Charles Marie Jean Baptiste Marcotte (1773–1864) was 36 or 37 years old when the portrait was painted, and serving as inspector general for Waters and Forests in the Napoleonic department of Rome. Marcotte was one of the most significant French patrons of the arts in the 19th century and was a loyal supporter friend and adviser to Ingres. Over the years, he commissioned Ingres to paint several portraits of his family, friends and his mistress, as well as works such as Odalisque with Slave (1839).

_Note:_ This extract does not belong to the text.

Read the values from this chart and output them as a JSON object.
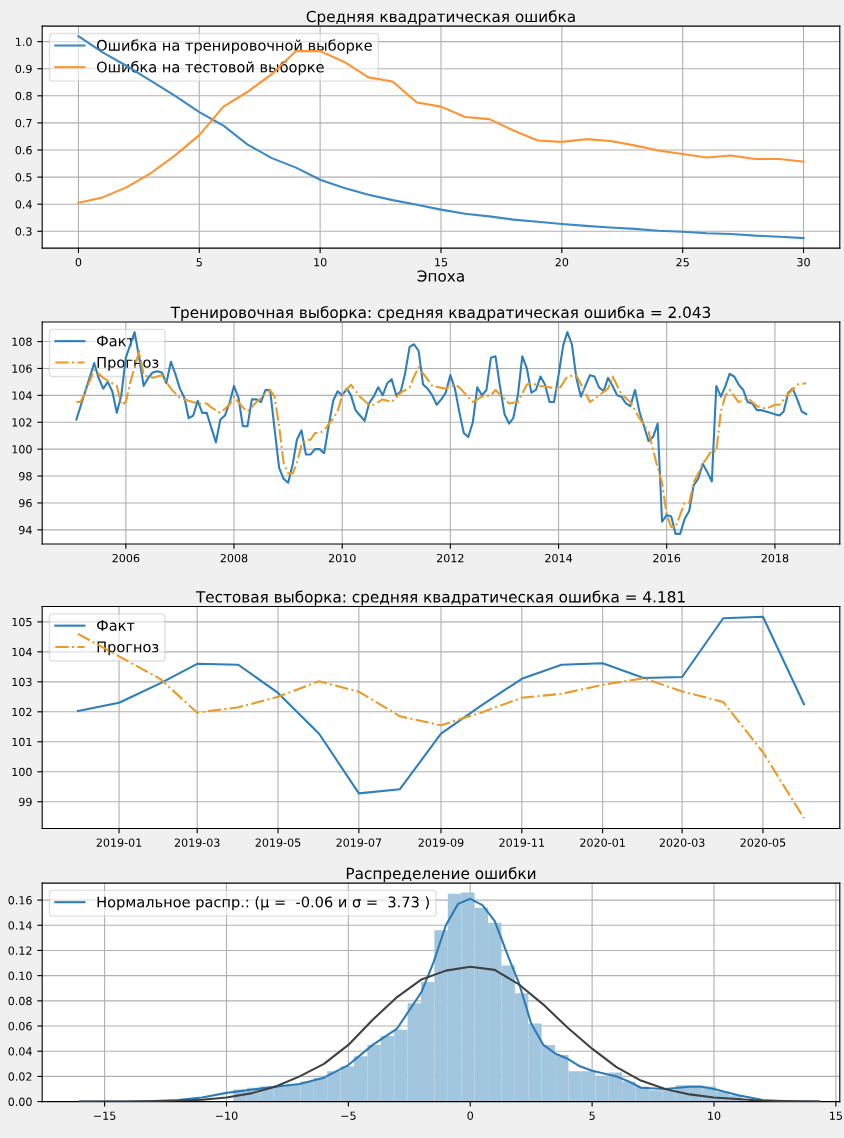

Ingres signed and dated the painting on the lower right, over the red cloth. The painting is in the collection of the National Gallery of Art, Washington, D.C.

==Description==
Although handsome and possessing a strong bone structure, Marcotte is portrayed as dour and serious, dressed in an imposing military uniform, and given a stern facial expression, with tightly pursed lips, which are turned down at the corners. A number of art historians have noted how his stiffness resembles Ingres' own early self-portraits, particularly that of 1804.

Marcotte stands against a plain grey-green background, leaning against a table draped with a red cloth. His stiff, starched white and yellow neck collar appears tight and restrictive. He wears a blue carrick with a cape and velvet collar over a white shirt and yellow waistcoat. Affectionately, his hair appears ruffled, which somewhat breaks the overall grim and morose tone. Special attention is given to his claw-like left hand, with its long sinuous fingers, the shape of which is echoed by the tassels protruding from the bicorne beside him.

==Provenance==
Marcotte commissioned the portrait as a gift to his mother. He did not like the final painting and found it too stern, a fact that Ingres asked him to keep to himself. It remained in Marcotte's possession until his death in 1864, after which it passed to his son Joseph, and then to his widow, and to his daughter Élisabeth Pougin de la Maisonneuve until 1935. It was acquired by Samuel H. Kress in 1949, and gifted to the National Gallery of Art in 1952.